The dependent variable in this study was late receipt of DTP 1, DTP3 and the combination of four DTP, three polio and onel MMR vaccines at three points in time: 3 months, 7 months and 19 months of age respectively. A child was considered late if they received DTP1 at 3 months (>/= 91 days) and/or if they received DTP3 at 7 months (>/= 213 days) and/or if they had not received at least 4 DTP, 3 polio and 1 MMR vaccines by 19 months of age. When vaccination dates couldn’t be determined they were left as missing data. In addition, in some cases children were classified as late for a vaccination by “default.” For example, if the date of immunization for DTP3 was missing and DTP2 was received very late (when DTP3 should have been given), then DTP3 was entered as being late.
The authors used a 30-day grace period in determining lateness for DTP1, DTP3 and completion of the 4:3:1 series at 19 months based on typical clinic practice. At the time of this study, the Recommended Childhood Immunization Schedule, which is approved by the Advisory Committee on Immunization Practices, American Academy of Pediatrics and the American Academy of Family Physicians, recommended that the first doses of DTP and polio be given at 2 months, the third doses of DTP and polio be given at 6 months and by 18 months, a child should have received four DTP, three polio and one MMR vaccines. These guidelines were used in this study. kamagra oral jelly uk
The rationale for the choice of vaccine compo¬nents included as dependent variables in this study was as follows. The choice of DTP and MMR was influenced by the fact that there was a measles outbreak in the early 1990s and the fact that the incidence and consequences of pertussis is highest among children < 6 months. Pertussis and measles are two childhood diseases that children were dying from in the 1990s. Polio was chosen as a dependent variable because it is part of the 4:3:1 series. The varicella and pneumococcal vaccines were not included in this study because the varicella vaccine was only recommended but not mandatory at the time the study was conducted and the pneumococcal vaccine was not yet licensed.

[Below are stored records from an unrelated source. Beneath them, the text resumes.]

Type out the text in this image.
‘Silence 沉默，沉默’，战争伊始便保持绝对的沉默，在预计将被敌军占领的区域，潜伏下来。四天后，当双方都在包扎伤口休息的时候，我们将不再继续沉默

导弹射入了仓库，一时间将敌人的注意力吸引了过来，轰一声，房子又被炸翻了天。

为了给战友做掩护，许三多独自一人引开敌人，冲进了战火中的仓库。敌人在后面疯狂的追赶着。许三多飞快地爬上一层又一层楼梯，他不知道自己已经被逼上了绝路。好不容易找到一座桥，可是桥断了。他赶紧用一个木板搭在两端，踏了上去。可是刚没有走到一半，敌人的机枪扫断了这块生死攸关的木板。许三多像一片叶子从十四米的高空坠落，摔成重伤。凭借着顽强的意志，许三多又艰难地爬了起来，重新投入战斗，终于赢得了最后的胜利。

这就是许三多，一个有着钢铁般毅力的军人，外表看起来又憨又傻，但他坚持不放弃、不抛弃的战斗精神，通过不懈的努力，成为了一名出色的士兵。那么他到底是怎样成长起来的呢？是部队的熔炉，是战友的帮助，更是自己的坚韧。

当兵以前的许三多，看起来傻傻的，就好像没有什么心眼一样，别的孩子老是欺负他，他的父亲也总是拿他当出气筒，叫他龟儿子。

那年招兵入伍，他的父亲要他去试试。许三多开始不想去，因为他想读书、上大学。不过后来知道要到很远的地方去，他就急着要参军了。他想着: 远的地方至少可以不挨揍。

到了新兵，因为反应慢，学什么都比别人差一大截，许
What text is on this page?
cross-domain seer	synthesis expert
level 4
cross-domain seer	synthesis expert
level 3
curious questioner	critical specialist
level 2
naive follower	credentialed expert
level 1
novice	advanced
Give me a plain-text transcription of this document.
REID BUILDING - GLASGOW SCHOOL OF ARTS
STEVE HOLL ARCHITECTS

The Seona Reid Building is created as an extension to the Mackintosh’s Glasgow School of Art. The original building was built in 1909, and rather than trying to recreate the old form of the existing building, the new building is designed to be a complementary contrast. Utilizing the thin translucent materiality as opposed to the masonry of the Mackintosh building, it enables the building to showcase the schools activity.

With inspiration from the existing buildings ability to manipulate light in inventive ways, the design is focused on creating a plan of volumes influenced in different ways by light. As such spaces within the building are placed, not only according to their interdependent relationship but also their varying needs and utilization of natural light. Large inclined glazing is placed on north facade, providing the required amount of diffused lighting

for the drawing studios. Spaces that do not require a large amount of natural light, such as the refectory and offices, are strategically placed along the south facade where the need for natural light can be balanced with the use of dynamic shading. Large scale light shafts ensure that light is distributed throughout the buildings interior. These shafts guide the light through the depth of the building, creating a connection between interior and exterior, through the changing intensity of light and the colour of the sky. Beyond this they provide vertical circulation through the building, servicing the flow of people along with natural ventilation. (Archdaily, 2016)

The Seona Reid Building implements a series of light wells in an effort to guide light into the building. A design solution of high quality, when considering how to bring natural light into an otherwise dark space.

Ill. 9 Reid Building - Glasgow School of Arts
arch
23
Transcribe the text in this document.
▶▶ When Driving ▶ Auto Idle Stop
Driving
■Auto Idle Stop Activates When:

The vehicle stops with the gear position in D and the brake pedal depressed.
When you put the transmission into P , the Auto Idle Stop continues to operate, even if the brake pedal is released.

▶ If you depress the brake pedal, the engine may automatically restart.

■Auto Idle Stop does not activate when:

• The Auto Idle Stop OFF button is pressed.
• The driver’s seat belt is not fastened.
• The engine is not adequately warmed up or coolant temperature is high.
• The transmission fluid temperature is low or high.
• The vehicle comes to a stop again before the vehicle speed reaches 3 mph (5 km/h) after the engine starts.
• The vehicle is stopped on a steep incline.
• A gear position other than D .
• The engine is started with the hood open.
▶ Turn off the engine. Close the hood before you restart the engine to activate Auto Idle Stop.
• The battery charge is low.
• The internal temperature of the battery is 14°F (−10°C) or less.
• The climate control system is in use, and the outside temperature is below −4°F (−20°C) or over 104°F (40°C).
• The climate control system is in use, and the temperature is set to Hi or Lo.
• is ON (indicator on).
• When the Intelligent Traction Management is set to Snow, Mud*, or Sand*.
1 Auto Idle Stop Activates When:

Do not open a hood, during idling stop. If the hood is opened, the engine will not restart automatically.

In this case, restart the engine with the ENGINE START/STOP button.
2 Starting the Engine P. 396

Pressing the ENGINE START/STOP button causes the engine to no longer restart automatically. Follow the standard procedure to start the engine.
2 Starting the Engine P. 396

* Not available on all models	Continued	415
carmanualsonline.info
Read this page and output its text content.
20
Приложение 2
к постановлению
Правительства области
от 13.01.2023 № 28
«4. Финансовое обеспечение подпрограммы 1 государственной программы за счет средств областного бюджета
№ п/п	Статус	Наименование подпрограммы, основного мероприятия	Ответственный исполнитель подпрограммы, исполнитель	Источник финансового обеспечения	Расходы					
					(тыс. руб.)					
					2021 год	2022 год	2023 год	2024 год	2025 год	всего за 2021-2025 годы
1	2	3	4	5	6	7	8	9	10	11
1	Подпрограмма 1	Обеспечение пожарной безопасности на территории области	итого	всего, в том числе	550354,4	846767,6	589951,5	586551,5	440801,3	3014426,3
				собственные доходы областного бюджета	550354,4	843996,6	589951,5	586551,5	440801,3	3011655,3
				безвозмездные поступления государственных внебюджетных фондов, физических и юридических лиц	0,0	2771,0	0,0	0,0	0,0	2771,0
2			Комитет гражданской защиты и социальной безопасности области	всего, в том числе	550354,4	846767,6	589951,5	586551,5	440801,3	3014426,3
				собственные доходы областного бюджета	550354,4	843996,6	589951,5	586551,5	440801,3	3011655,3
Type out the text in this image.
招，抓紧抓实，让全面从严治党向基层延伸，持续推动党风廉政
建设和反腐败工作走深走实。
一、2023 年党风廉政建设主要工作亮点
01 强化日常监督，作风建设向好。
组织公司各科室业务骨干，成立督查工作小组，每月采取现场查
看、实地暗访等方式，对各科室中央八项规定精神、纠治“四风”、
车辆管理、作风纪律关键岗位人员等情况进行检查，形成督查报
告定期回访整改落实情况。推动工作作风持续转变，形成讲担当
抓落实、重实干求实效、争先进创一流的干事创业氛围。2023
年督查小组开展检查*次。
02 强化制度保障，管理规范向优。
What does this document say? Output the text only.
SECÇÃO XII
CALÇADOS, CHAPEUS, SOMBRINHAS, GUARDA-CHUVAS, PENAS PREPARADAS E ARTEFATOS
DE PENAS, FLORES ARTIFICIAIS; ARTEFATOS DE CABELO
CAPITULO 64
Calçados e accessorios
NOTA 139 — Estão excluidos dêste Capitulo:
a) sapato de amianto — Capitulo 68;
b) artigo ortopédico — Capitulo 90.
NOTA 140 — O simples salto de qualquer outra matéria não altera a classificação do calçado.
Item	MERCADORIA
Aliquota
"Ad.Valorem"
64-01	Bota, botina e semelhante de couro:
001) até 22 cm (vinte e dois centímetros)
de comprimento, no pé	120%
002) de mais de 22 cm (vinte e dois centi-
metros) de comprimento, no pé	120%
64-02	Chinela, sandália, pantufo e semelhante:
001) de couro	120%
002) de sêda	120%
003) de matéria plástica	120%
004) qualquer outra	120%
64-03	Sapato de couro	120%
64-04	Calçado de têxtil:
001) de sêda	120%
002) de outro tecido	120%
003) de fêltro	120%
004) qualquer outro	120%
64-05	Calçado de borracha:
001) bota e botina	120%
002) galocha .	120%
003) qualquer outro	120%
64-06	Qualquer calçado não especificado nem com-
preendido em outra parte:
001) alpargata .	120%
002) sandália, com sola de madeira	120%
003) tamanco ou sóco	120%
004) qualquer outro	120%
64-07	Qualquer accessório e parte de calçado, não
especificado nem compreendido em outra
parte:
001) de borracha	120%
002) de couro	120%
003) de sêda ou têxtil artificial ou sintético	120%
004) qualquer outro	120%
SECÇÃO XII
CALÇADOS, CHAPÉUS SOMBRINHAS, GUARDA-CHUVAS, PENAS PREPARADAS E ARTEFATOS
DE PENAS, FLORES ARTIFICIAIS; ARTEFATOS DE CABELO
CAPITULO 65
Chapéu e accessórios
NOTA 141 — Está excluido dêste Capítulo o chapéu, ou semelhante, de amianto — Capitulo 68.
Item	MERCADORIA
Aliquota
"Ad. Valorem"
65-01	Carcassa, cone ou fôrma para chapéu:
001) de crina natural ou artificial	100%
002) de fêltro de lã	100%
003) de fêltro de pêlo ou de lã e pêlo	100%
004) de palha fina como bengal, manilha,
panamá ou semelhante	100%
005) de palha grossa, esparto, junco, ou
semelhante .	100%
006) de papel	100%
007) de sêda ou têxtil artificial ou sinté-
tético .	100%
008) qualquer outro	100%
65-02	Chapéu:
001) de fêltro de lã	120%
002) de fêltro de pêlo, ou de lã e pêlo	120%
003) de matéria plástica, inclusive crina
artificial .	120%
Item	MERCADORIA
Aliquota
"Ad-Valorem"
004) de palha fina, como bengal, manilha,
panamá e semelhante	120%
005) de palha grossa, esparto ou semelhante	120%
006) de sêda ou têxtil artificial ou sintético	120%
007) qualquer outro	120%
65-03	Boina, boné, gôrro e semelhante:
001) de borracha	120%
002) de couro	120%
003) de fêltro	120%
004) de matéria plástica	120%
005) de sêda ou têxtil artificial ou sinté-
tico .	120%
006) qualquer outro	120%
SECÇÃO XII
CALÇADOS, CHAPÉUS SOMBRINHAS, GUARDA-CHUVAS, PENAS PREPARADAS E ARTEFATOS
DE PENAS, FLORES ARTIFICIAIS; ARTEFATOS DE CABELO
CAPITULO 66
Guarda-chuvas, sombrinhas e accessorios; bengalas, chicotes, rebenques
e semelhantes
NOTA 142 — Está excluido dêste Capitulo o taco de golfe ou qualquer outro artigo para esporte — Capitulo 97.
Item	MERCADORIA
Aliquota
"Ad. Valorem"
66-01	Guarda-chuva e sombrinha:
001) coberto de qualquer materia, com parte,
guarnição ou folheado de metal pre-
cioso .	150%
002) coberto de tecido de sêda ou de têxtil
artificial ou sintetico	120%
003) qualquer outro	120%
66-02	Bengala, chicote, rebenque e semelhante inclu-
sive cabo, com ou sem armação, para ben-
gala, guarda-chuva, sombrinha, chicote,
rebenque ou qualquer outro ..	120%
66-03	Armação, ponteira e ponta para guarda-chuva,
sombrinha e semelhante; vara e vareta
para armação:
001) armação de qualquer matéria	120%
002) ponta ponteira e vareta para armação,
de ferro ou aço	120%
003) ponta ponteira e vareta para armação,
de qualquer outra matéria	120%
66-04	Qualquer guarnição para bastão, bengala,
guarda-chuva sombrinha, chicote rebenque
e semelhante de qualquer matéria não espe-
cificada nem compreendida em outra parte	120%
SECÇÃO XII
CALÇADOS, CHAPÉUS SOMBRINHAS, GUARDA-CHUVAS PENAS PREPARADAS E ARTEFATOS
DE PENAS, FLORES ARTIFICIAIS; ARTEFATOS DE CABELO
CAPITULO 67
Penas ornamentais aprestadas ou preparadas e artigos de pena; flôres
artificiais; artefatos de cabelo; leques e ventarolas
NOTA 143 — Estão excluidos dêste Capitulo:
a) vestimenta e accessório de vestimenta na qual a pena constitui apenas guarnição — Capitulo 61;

The survey and immunization record data were joined together to create a combined data set for analysis. The analysis of the data included the following. First, in order to identify the underlying dimensions of parental beliefs about immunization and to reduce the number of predictive variables, a series of factor analyses (principal component extraction with varimax orthogonal rotation) was carried out in each of the question content domains. Factor analysis is a statistical technique used to identify a relatively small number of underlying factors that can be used to represent the associations among a larger set of interrelated variables. In this case, meaningful factors were found for questions focusing on the domains of parental beliefs regarding disease transmission, disease prevention, immunization effectiveness and the side effects of immunizations. Scales for these factors were constructed as the mean of the questions in a domain having a factor score of 0.50 or higher (the factor score measures the strength of the relationship of each variable with the underlying dimension). These scales were then utilized in the bivariate and multivariate analyses. canadian antibiotics
Second, the bivariate relationships between the independent variables and the three dependent variables were examined. In some cases, a new independent variable was created to summarize parental answers to a question when multiple responses were possible. For example, participants were asked two questions which measured their correct knowledge of symptoms of whooping cough and measles. Based on their responses, two, new yes/no variables were created called: “correct knowledge of symptoms of whooping cough” and, “correct knowledge of symptoms of measles”. If a respondent was able to name at least three out of five correct symptoms for whooping cough and, three out of four correct symptoms for measles they were coded as having correct knowledge of whooping cough and measles respectively. These two, new independent variables were then used in the bivariate analyses for each of the three dependent variables-late for DTP1, late for DTP3 and late for 43-1 at 19 months.
Finally, logistic regression was used to examine the independent effects of each variable on the immunization outcome measures. In order to address the possibility of racial differences, interaction terms were included in the three logistic regression models for the significant variables in each model. None of these interaction terms were statistically significant, suggesting that there are no interaction effects by race in immunization behavior. However this result must be viewed with some caution because of the small sample size and should be examined in subsequent studies.
Tables summarizing the results of the bivariate analyses were not included in this manuscript because of the volume of data involved. The survey instrument consisted of 51 questions, 12 of which, had subparts for a total of 138 data points. Each of these 138 independent variables was included in bivariate analyses by the 3 dependent variables (i.e. late for DTP1, late for DTP3, and late for 4-3-1 at 19 months). It was not practical to display all of the significant and non-significant bivariate findings in table format.